I was trying to find the quotient topolgy for the next example:
Let R be the real numbers with the usual topology ($\tau$) and define the relationship $\mathcal{R}$ over R as follows,
a $\mathcal{R}$ b if and only if a-b $\in$ Z (that is the difference is an integer)
I know that we the define the topolgy over R$/_{\mathcal{R}}$ as $\ \\ $ $\tau/_{\mathcal{R}}:=\{V \subseteq$ R$/_{\mathcal{R}}$| $\pi(V) \in \tau\}$ where
$\pi :$R$\rightarrow$R$/_{\mathcal{R}} \ : x \rightarrow [x]$.
I've trying to find the topology generated by this relation, but I'm having some problems trying to find the inverse image of the subsets of R$/_{\mathcal{R}}$ to determinate how are the open sets in this quotient space.
I'd really appreciate any advise or hint you can give me. Thanks so much for the help.

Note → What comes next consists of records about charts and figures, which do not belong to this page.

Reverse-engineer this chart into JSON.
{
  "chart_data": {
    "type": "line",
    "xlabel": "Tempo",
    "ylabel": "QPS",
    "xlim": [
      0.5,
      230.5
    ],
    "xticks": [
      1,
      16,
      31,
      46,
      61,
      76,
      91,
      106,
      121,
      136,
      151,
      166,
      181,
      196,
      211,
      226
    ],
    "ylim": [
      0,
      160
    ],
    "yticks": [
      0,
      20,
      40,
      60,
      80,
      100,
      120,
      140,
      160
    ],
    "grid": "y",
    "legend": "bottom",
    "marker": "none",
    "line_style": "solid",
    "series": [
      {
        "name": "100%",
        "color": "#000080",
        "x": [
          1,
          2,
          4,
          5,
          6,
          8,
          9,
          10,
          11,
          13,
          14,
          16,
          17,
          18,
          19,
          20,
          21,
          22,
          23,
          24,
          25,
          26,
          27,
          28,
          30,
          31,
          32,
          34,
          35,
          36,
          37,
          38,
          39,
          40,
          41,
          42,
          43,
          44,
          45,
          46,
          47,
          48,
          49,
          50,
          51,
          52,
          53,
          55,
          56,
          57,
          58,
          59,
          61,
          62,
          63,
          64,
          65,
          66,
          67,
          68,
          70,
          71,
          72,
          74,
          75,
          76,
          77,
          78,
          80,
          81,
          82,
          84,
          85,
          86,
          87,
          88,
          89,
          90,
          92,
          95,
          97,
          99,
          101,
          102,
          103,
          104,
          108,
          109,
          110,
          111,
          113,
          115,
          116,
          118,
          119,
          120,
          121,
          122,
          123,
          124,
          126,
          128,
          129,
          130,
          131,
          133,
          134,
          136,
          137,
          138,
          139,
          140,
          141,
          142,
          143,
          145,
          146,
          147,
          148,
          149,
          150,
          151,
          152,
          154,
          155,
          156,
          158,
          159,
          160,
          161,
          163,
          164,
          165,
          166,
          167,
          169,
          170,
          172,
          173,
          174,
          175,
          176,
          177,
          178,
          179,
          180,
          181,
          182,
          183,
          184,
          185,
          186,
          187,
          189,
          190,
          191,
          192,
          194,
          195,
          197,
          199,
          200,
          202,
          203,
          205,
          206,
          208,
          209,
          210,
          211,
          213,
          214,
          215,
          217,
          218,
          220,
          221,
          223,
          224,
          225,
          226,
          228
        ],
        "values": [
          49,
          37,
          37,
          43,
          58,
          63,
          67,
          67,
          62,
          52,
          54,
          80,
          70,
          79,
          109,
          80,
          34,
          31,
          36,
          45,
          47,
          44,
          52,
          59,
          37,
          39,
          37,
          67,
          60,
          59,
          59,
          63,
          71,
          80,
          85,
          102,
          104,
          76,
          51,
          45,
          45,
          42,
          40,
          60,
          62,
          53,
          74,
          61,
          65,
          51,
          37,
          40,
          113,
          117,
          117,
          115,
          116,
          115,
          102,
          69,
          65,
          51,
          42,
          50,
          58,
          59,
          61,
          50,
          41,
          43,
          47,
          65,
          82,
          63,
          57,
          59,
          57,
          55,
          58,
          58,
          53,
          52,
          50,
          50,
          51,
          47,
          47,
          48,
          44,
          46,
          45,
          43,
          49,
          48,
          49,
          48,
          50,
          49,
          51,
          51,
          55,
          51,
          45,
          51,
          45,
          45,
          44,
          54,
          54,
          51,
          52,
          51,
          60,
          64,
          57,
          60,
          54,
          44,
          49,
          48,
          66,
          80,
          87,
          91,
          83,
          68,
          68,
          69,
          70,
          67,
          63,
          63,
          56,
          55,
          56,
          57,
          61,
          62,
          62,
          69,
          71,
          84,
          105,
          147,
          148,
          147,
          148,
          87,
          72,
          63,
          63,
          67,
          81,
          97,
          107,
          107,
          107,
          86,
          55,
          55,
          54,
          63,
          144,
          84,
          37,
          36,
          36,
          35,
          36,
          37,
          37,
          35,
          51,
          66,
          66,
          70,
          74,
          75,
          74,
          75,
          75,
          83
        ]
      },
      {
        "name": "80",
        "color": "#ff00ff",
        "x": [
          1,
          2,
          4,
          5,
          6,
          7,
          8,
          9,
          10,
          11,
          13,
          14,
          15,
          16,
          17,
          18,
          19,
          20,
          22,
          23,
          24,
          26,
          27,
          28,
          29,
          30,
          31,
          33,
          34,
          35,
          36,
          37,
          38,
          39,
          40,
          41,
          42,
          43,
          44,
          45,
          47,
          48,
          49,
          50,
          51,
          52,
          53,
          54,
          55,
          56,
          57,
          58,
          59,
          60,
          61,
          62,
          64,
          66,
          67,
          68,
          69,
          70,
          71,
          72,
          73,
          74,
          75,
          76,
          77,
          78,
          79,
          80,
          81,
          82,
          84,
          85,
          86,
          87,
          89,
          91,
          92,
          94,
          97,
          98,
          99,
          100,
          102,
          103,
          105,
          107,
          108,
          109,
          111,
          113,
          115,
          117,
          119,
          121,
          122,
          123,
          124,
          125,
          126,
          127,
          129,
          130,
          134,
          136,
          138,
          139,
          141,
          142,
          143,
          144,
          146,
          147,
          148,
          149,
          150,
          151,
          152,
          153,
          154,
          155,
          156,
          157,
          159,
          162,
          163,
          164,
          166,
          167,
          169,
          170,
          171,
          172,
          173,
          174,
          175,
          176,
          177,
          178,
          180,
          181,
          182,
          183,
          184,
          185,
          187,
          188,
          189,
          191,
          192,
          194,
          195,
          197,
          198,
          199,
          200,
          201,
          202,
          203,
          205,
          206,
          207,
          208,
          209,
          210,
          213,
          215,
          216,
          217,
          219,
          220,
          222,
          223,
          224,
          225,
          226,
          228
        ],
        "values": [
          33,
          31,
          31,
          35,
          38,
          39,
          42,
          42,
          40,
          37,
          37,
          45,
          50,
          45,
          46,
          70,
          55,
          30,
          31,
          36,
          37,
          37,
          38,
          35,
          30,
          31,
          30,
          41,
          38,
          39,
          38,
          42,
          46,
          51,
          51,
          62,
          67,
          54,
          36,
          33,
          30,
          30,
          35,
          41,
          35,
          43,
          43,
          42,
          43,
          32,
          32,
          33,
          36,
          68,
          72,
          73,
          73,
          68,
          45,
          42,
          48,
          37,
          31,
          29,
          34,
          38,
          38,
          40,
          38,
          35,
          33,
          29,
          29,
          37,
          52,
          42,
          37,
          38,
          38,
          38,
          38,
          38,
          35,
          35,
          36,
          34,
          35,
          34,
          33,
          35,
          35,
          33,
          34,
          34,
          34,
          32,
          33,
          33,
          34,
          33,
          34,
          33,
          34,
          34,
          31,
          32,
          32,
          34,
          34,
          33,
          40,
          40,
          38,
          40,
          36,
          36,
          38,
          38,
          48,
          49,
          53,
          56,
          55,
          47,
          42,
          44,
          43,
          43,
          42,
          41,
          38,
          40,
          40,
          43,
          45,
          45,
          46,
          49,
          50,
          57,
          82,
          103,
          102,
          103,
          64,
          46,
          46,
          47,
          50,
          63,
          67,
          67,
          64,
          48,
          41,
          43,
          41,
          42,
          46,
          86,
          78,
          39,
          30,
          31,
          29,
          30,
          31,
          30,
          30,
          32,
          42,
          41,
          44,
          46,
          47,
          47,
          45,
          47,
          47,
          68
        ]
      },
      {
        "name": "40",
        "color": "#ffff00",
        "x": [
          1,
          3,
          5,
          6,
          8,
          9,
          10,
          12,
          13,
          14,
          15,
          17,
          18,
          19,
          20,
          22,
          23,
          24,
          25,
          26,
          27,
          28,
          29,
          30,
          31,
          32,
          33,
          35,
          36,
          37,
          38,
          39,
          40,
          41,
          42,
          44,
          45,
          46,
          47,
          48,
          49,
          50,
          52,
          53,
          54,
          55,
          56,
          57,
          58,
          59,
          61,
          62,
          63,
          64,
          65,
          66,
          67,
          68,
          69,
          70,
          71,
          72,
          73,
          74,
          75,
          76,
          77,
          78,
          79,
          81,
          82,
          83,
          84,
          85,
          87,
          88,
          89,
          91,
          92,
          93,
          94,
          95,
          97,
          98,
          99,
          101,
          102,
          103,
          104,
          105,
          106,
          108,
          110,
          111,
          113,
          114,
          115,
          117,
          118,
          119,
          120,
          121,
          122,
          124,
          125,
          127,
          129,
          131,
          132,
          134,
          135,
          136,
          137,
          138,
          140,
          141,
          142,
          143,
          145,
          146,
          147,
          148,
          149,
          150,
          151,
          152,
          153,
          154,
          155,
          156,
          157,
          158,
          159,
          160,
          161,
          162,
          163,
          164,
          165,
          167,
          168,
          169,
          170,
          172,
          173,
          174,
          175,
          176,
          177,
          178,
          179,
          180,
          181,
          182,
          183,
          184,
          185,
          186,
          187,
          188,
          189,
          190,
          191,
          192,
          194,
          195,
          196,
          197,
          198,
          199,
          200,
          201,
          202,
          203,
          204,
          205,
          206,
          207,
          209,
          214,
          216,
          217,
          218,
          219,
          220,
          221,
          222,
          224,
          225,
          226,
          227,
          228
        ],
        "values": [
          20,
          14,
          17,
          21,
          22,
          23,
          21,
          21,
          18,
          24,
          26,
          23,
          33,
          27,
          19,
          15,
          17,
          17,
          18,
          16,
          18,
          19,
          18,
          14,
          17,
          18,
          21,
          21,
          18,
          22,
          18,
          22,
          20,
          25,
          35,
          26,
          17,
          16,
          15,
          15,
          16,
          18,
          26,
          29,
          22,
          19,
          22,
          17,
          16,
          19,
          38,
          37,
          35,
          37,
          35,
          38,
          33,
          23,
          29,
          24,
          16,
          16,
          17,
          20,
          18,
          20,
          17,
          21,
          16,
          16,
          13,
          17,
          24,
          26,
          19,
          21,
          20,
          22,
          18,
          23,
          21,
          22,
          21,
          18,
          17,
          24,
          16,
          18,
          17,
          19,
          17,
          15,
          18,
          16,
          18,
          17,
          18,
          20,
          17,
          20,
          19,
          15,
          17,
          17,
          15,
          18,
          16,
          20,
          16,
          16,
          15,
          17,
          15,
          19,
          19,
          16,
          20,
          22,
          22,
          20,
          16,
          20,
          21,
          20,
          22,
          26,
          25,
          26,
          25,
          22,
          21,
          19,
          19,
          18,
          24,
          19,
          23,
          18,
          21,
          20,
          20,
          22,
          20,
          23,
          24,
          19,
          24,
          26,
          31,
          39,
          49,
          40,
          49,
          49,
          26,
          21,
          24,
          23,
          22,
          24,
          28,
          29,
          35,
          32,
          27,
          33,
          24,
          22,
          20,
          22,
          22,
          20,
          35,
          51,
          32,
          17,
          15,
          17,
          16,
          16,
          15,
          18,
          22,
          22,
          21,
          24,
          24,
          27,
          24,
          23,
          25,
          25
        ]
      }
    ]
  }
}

HINT: You can write any real number $x$ as $x=\lfloor x\rfloor+\{x\}$, where $\lfloor x\rfloor$ is the floor of $x$ (i.e., the greatest integer less than or equal to $x$), and $\{x\}$ is the fractional part of $x$, equal to $x-\lfloor x\rfloor$. For example, $\lfloor 3.2\rfloor=3$ and $\{3.2\}=0.2$, while $\lfloor -3.2\rfloor=-4$ and $\{-3.2\}=0.8$.
Then use the fact that the set of possible values of $\{x\}$ is $[0,1)$.